What About Treatment?

If DCS or AGE is suspected, high-flow oxygen should be administered through a mask. In addition, unless you have an underlying cardiac problem, you will probably be given fluids through your IV to help address possible dehydration. If you are experiencing pain, the doctor may offer you pain medication either orally or via IV. If you are experiencing nausea or vomiting, you may also be given medication for that.

If you have a pneumothorax the doctor may need to place a tube through your chest wall to release air and allow your lung to reexpand. A pneumothorax can become life-threatening if it is not appropriately managed prior to treatment in a hyperbaric chamber.

Will I Need a Chamber?

Once a doctor has diagnosed DCI, the next stop is usually the chamber.

Hyperbaric oxygen therapy involves the administration of 100 percent oxygen during compression in a hyperbaric chamber. Both forms of DCI warrant chamber therapy, but other diving-related medical conditions do not.

Physicians in the ER who manage patients with diving-related illnesses are encouraged to call DAN for consultation and information about nearby dive-medicine specialists and hyperbaric chambers. As a patient, it is important to be your own advocate; ask your doctor to call DAN for consultation about your diagnosis and treatment.
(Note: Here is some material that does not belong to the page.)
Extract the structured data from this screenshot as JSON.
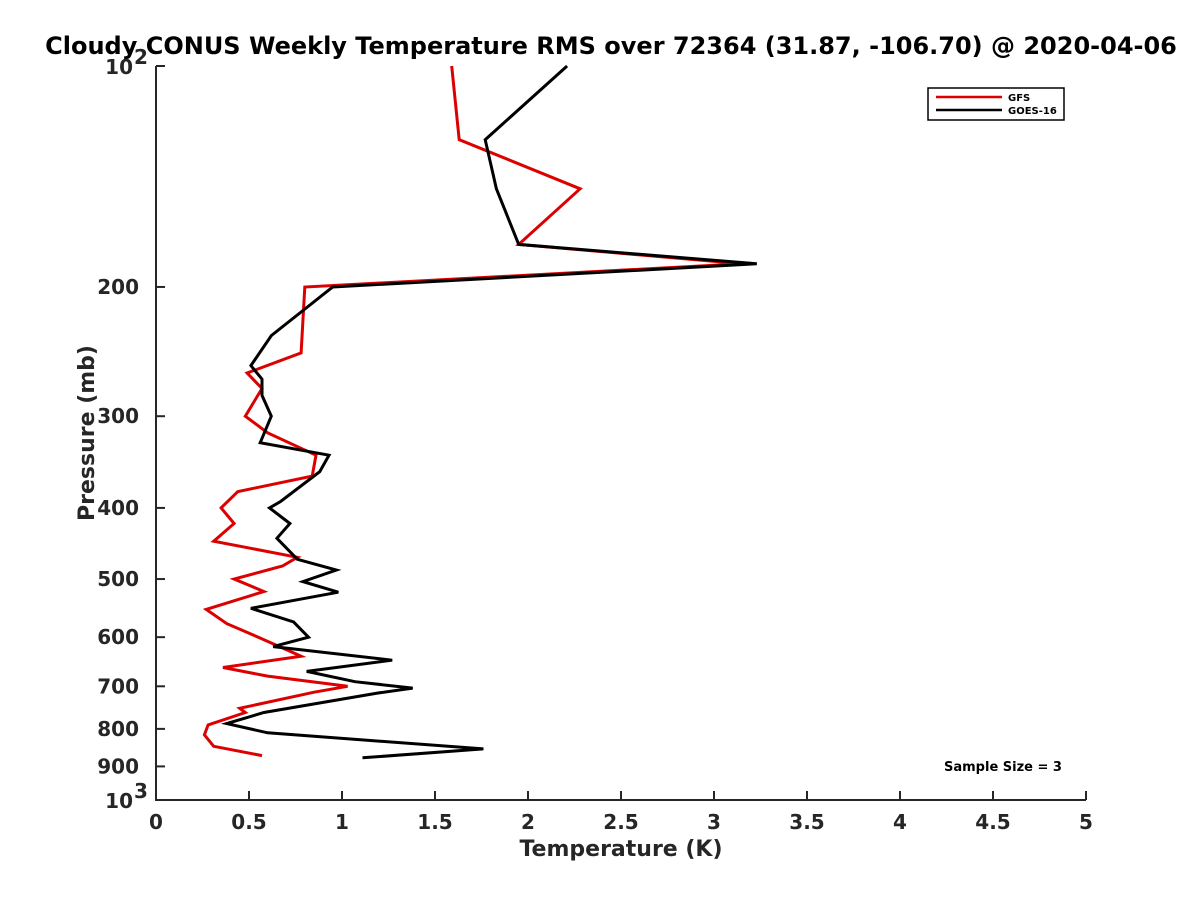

If hyperbaric treatment is indicated, you may need to be transported to a chamber at a different location. This may involve transport in an air ambulance (helicopter or fixed-wing). Helicopter crews are typically instructed to minimize altitude exposure by flying as low as safely possible when transporting dive-accident patients. Most fixed-wing air ambulances are pressurized to very low altitudes or even sea level.

The Chamber

Hyperbaric technicians or nurses operate chambers from consoles just outside.

Once you arrive at a facility with a hyperbaric chamber you may experience déjà vu as it is likely you will pass through another emergency department where you will be registered, have your vital signs rechecked and be reexamined by a doctor.
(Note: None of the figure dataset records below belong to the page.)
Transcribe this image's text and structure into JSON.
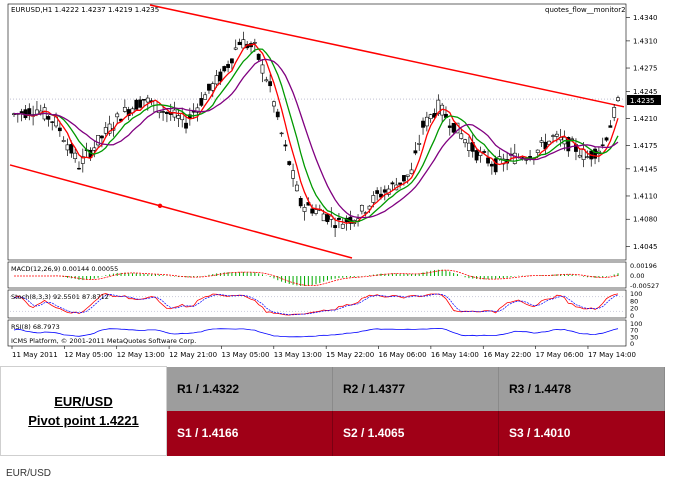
{
  "chart_data": {
    "type": "candlestick",
    "symbol_header": "EURUSD,H1  1.4222 1.4237 1.4219 1.4235",
    "indicator_label": "quotes_flow__monitor2",
    "current_price": "1.4235",
    "price_ticks": [
      "1.4340",
      "1.4310",
      "1.4275",
      "1.4245",
      "1.4210",
      "1.4175",
      "1.4145",
      "1.4110",
      "1.4080",
      "1.4045"
    ],
    "time_ticks": [
      "11 May 2011",
      "12 May 05:00",
      "12 May 13:00",
      "12 May 21:00",
      "13 May 05:00",
      "13 May 13:00",
      "15 May 22:00",
      "16 May 06:00",
      "16 May 14:00",
      "16 May 22:00",
      "17 May 06:00",
      "17 May 14:00"
    ],
    "macd": {
      "label": "MACD(12,26,9) 0.00144 0.00055",
      "ticks": [
        "0.00196",
        "0.00",
        "-0.00527"
      ]
    },
    "stoch": {
      "label": "Stoch(8,3,3) 92.5501 87.8712",
      "ticks": [
        "100",
        "80",
        "20",
        "0"
      ]
    },
    "rsi": {
      "label": "RSI(8) 68.7973",
      "ticks": [
        "100",
        "70",
        "30",
        "0"
      ]
    },
    "copyright": "ICMS Platform, © 2001-2011 MetaQuotes Software Corp.",
    "colors": {
      "up": "#000000",
      "down": "#000000",
      "ma_fast": "#ff0000",
      "ma_mid": "#009900",
      "ma_slow": "#800080",
      "channel": "#ff0000",
      "macd_hist": "#00aa00",
      "signal": "#ff0000",
      "rsi": "#0000ff"
    }
  },
  "levels": {
    "pair": "EUR/USD",
    "pivot": "Pivot point 1.4221",
    "resistance": [
      "R1 / 1.4322",
      "R2 / 1.4377",
      "R3 / 1.4478"
    ],
    "support": [
      "S1 / 1.4166",
      "S2 / 1.4065",
      "S3 / 1.4010"
    ]
  },
  "footer": "EUR/USD"
}
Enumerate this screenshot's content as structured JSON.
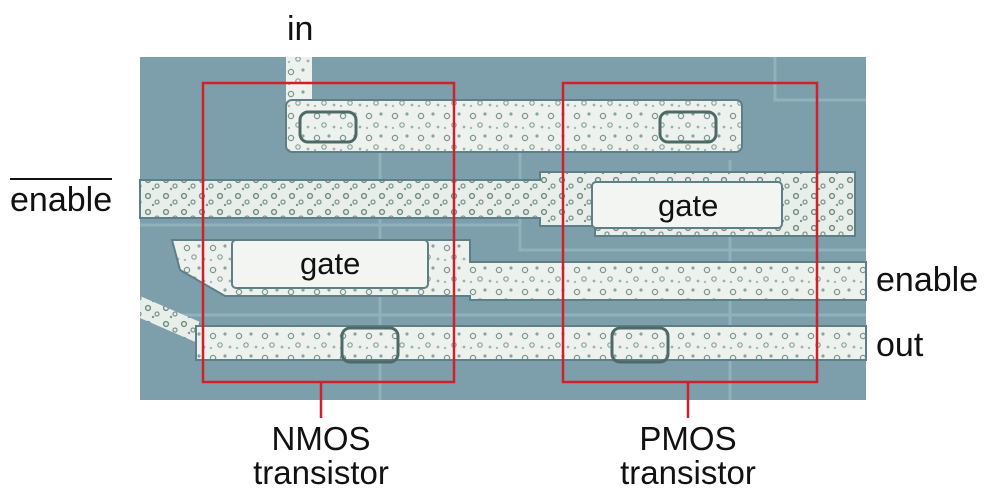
{
  "labels": {
    "in": "in",
    "enable_bar": "enable",
    "enable": "enable",
    "out": "out",
    "gate_nmos": "gate",
    "gate_pmos": "gate"
  },
  "captions": {
    "nmos_line1": "NMOS",
    "nmos_line2": "transistor",
    "pmos_line1": "PMOS",
    "pmos_line2": "transistor"
  },
  "colors": {
    "substrate": "#7c9fab",
    "metal": "#eef2ee",
    "highlight_box": "#d0202a"
  }
}
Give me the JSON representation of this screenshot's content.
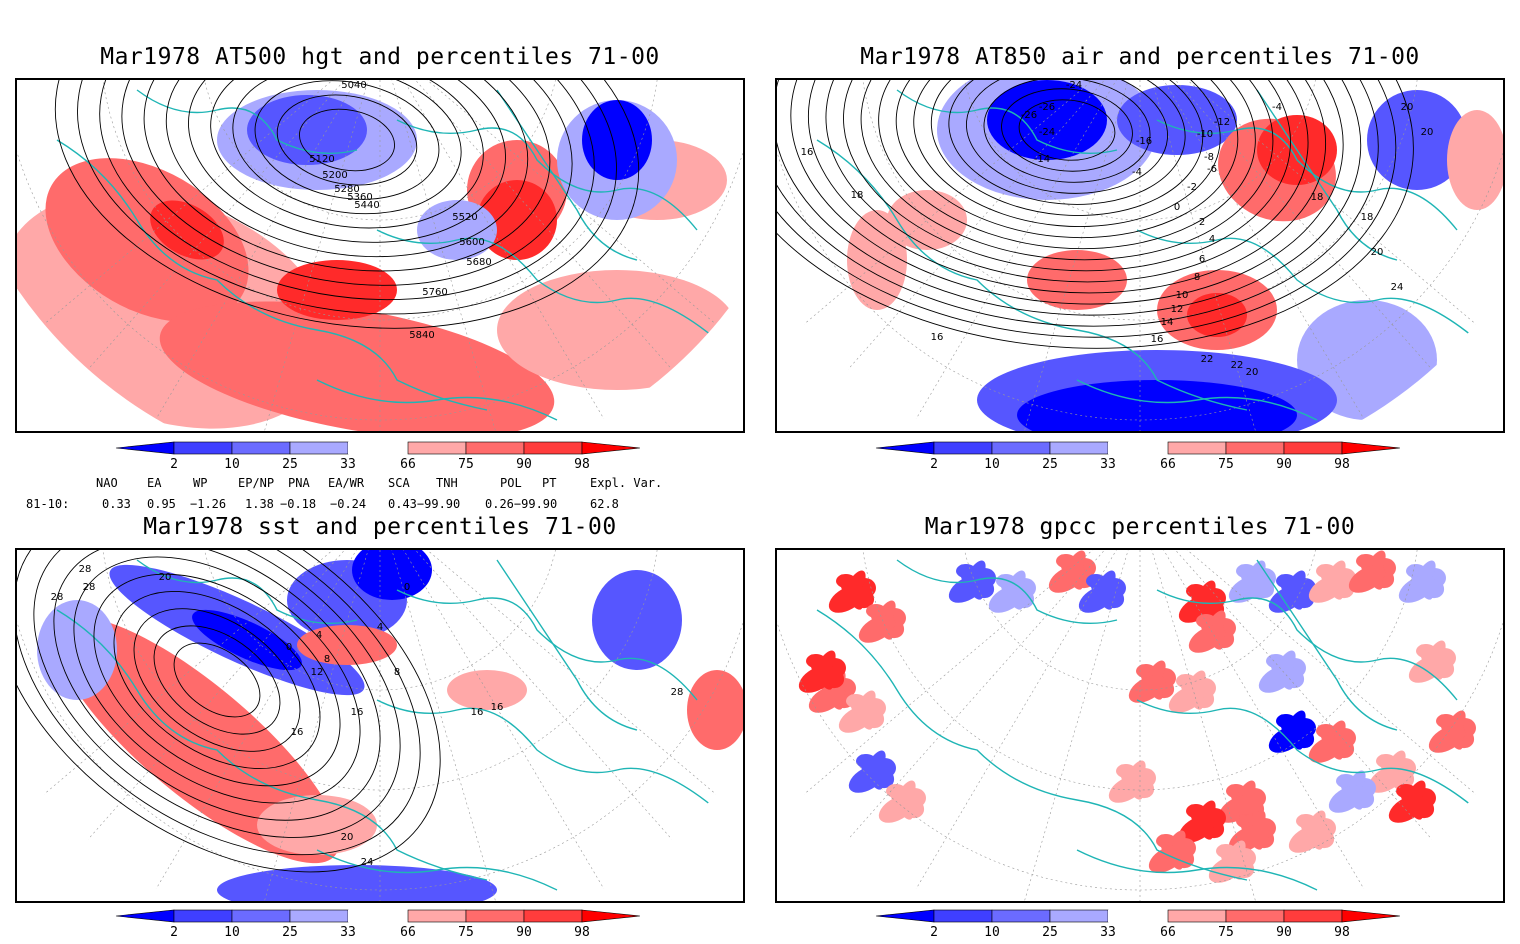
{
  "panels": [
    {
      "id": "hgt",
      "title": "Mar1978 AT500 hgt and percentiles 71-00",
      "contour_labels": [
        "5040",
        "5120",
        "5200",
        "5280",
        "5360",
        "5440",
        "5520",
        "5600",
        "5680",
        "5760",
        "5840"
      ]
    },
    {
      "id": "air",
      "title": "Mar1978 AT850 air and percentiles 71-00",
      "contour_labels": [
        "-24",
        "-26",
        "-26",
        "-24",
        "-14",
        "-16",
        "-12",
        "-10",
        "-8",
        "-6",
        "-4",
        "-4",
        "-2",
        "0",
        "2",
        "4",
        "6",
        "8",
        "10",
        "12",
        "14",
        "16",
        "18",
        "18",
        "20",
        "20",
        "22",
        "22",
        "20",
        "24",
        "16",
        "16",
        "18",
        "20"
      ]
    },
    {
      "id": "sst",
      "title": "Mar1978 sst and percentiles 71-00",
      "contour_labels": [
        "28",
        "28",
        "20",
        "0",
        "4",
        "8",
        "12",
        "16",
        "16",
        "20",
        "24",
        "28",
        "28",
        "0",
        "4",
        "8",
        "16",
        "16"
      ]
    },
    {
      "id": "gpcc",
      "title": "Mar1978 gpcc percentiles 71-00",
      "contour_labels": []
    }
  ],
  "colorbar": {
    "labels": [
      "2",
      "10",
      "25",
      "33",
      "66",
      "75",
      "90",
      "98"
    ],
    "colors": [
      "#0000ff",
      "#3f3fff",
      "#6b6bff",
      "#a9a9ff",
      "#ffffff",
      "#ffa8a8",
      "#ff6b6b",
      "#ff3c3c",
      "#ff0000"
    ]
  },
  "indices": {
    "headers": [
      "NAO",
      "EA",
      "WP",
      "EP/NP",
      "PNA",
      "EA/WR",
      "SCA",
      "TNH",
      "POL",
      "PT",
      "Expl. Var."
    ],
    "row_label": "81-10:",
    "values": [
      "0.33",
      "0.95",
      "−1.26",
      "1.38",
      "−0.18",
      "−0.24",
      "0.43−99.90",
      "0.26−99.90",
      "62.8"
    ]
  },
  "colors": {
    "coast": "#1fb5b5",
    "red_strong": "#ff2a2a",
    "red_mid": "#ff6b6b",
    "red_light": "#ffa8a8",
    "blue_strong": "#0000ff",
    "blue_mid": "#5656ff",
    "blue_light": "#a9a9ff"
  }
}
You will meet the hyperbaric physician and staff who will take you to the chamber to begin your treatment. The most common hyperbaric treatment protocol used for DCS and AGE is the U.S. Navy Treatment Table 6. The initial descent will take you and the inside attendant (if the chamber can accommodate one) to 60 feet, the maximum depth of a Table 6. The total time of the treatment is at least four hours and 45 minutes. Dive physicians sometimes use other treatments, but they’re all long enough that a trip to the bathroom is highly recommended before you enter the chamber.

What Happens Next?

Depending on the severity of your symptoms and your response to treatment, you will either be admitted to the hospital or allowed to go home after you exit the chamber. If your symptoms were severe or your response incomplete, it is likely you will need additional “tailing,” or subsequent, hyperbaric treatments during the following days.

Once you are discharged, you should talk to your primary-care physician about what happened. Your recovery may take days, weeks, months or, in some rare cases, years. DAN is available as a resource for you during your recovery and can provide advice about safely returning to diving.
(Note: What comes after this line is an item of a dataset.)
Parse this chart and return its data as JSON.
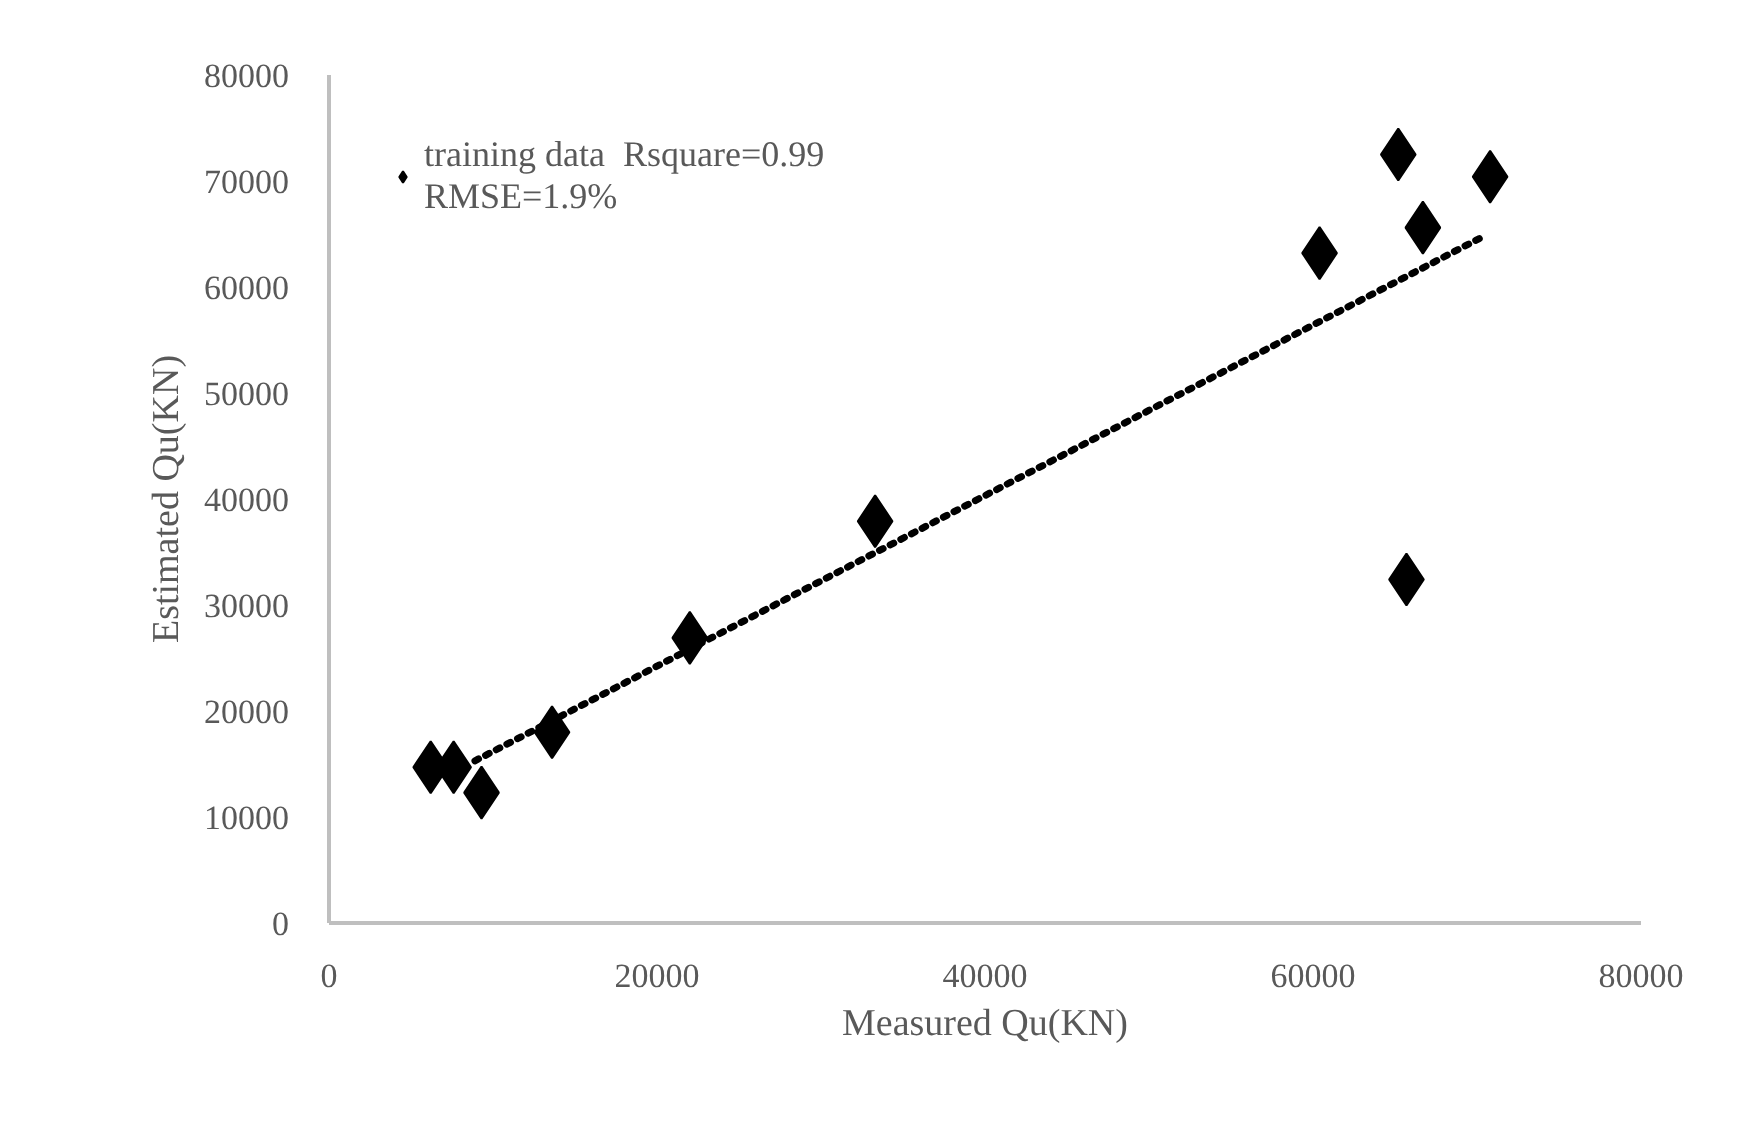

Once your recovery is complete, a doctor trained in dive medicine should evaluate you to make sure it is safe for you to return to diving. The doctor may recommend modifications in your diving procedures and habits.

Diving is a rewarding sport with beautiful and thrilling sites to see. The ability to explore the underwater world is a privilege that comes with significant responsibility. Divers must practice and sharpen their skills, demand excellence in education and training programs and adhere to the highest standards of diver etiquette. Education and preparation reduce the risk of dive accidents, but accidents can and do happen. Knowing how to handle a dive emergency and what to anticipate should one occur helps alleviate anxiety and empowers you to be an active participant in the process.